The work has long been fraught with risk, but Evans said Little was a natural for the job. He spoke the language, knew the local customs, and had the patience and diplomatic skills to handle sticky situations.
"I never saw Tom lose his cool," he said. "I'd want to strangle someone. Tom would sit and have a cup of tea with them. He had that combination. He was driven and always trying to get something done ... a firm resolve, and yet he wasn't confrontational."
While the Littles visited their house near Albany occasionally and had connections to churches in upstate New York, Kabul was their primary home, even when the country was perilous for foreigners.
In an interview with the weekly newspaper Metroland in 2004, Little described having been repeatedly harassed by Taliban fighters while on family picnics.

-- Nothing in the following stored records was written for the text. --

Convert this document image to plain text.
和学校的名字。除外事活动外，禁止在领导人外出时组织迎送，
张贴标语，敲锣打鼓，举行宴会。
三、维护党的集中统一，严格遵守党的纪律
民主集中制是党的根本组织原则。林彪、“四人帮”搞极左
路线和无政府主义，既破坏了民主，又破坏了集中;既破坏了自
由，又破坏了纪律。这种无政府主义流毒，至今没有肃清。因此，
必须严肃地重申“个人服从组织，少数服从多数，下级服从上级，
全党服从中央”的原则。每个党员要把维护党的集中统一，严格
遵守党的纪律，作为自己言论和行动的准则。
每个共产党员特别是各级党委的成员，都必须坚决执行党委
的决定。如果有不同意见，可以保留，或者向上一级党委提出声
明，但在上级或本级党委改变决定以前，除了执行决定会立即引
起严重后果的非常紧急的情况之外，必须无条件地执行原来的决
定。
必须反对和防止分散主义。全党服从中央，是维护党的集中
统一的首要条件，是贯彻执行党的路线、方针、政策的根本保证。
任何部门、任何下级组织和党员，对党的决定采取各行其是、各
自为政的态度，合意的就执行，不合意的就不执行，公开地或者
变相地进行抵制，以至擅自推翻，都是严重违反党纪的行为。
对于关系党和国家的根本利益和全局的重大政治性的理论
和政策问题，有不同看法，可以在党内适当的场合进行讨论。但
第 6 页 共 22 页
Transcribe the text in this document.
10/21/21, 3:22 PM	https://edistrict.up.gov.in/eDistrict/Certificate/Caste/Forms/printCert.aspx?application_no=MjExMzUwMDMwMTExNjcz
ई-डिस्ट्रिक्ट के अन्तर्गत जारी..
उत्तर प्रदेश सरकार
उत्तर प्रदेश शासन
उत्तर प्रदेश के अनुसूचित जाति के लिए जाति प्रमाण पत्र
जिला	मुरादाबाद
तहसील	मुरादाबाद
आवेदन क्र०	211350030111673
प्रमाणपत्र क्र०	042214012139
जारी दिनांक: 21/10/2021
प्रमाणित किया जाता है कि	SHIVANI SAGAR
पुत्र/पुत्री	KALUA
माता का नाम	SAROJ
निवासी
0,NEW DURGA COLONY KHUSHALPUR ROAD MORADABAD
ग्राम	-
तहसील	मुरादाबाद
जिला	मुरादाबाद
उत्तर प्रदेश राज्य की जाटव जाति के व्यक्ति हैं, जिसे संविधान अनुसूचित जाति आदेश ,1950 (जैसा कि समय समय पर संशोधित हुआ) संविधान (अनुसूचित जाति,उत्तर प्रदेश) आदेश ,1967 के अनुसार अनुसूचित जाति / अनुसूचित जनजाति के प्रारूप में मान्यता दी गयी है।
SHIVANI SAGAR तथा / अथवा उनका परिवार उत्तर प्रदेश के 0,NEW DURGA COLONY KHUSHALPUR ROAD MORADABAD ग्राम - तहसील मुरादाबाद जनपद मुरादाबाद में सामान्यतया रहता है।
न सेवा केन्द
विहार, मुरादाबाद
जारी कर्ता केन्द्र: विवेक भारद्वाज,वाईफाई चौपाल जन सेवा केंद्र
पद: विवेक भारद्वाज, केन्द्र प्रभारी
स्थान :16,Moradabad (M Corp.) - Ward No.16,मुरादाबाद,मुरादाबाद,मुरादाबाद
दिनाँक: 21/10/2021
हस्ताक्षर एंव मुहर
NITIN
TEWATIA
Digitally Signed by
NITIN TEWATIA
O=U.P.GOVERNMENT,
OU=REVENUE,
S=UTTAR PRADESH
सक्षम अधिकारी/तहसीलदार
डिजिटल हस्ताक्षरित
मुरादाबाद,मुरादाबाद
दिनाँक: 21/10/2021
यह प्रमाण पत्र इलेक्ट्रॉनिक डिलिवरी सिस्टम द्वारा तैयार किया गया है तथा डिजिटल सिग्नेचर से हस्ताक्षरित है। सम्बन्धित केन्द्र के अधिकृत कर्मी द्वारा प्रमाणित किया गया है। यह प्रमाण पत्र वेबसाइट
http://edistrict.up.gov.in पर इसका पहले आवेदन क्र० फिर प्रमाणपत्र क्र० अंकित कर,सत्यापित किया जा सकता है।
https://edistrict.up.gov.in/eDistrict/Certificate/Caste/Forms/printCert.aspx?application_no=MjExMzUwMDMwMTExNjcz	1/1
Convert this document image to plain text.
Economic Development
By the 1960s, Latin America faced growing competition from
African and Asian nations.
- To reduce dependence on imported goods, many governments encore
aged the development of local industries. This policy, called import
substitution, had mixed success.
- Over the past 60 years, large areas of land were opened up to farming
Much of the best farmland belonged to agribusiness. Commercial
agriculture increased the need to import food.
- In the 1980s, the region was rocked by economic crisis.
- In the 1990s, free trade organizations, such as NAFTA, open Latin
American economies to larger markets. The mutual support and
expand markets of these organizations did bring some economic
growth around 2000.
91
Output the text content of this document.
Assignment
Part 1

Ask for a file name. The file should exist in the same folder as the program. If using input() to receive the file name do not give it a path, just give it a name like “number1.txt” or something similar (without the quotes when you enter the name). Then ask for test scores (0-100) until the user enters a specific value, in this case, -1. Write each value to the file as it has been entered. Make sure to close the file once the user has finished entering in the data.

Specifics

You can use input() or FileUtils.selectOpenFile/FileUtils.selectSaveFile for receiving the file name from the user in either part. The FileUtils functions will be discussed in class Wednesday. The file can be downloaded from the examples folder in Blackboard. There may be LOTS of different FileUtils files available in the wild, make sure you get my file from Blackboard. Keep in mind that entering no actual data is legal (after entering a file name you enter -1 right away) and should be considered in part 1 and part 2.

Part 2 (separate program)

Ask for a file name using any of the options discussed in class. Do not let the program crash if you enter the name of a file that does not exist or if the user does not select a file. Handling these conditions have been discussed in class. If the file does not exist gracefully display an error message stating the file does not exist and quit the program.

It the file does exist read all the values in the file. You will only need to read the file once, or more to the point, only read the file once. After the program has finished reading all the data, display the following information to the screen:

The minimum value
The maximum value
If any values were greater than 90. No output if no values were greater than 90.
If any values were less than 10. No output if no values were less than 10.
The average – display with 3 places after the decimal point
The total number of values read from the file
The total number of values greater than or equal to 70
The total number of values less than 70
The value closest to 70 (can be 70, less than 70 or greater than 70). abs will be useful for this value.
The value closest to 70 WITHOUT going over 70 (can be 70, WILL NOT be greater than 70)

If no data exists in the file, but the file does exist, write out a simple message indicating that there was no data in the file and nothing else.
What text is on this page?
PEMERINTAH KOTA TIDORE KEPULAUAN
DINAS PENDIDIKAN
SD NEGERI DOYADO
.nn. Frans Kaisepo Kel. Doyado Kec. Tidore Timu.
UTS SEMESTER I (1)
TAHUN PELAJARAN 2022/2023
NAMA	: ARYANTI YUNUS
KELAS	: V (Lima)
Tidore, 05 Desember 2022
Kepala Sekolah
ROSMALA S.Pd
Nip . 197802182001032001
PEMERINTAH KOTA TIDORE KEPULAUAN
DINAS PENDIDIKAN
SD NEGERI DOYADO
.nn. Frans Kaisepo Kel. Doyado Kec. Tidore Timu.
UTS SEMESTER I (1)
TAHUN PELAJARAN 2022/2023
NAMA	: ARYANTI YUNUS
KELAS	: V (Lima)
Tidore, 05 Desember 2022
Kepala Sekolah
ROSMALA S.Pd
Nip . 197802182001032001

His wife, Libby, told the Times Union of Albany that Taliban officials had slapped her in the face.
The Littles left Afghanistan in August of 2001 when the Taliban began expelling foreign aid workers, intending to stay away for a year, but Little was back within months of the U.S. invasion that year to help rebuild the medical clinic where he worked.
In interviews, he was been asked time and again about the danger, and why he chose to stay through often harsh conditions. He often explained that the family had come to feel kinship with the Afghan people.
"It seemed dishonest and shameful, almost, to say goodbye to our friends and patients here who couldn't leave," he told National Public Radio in 2003.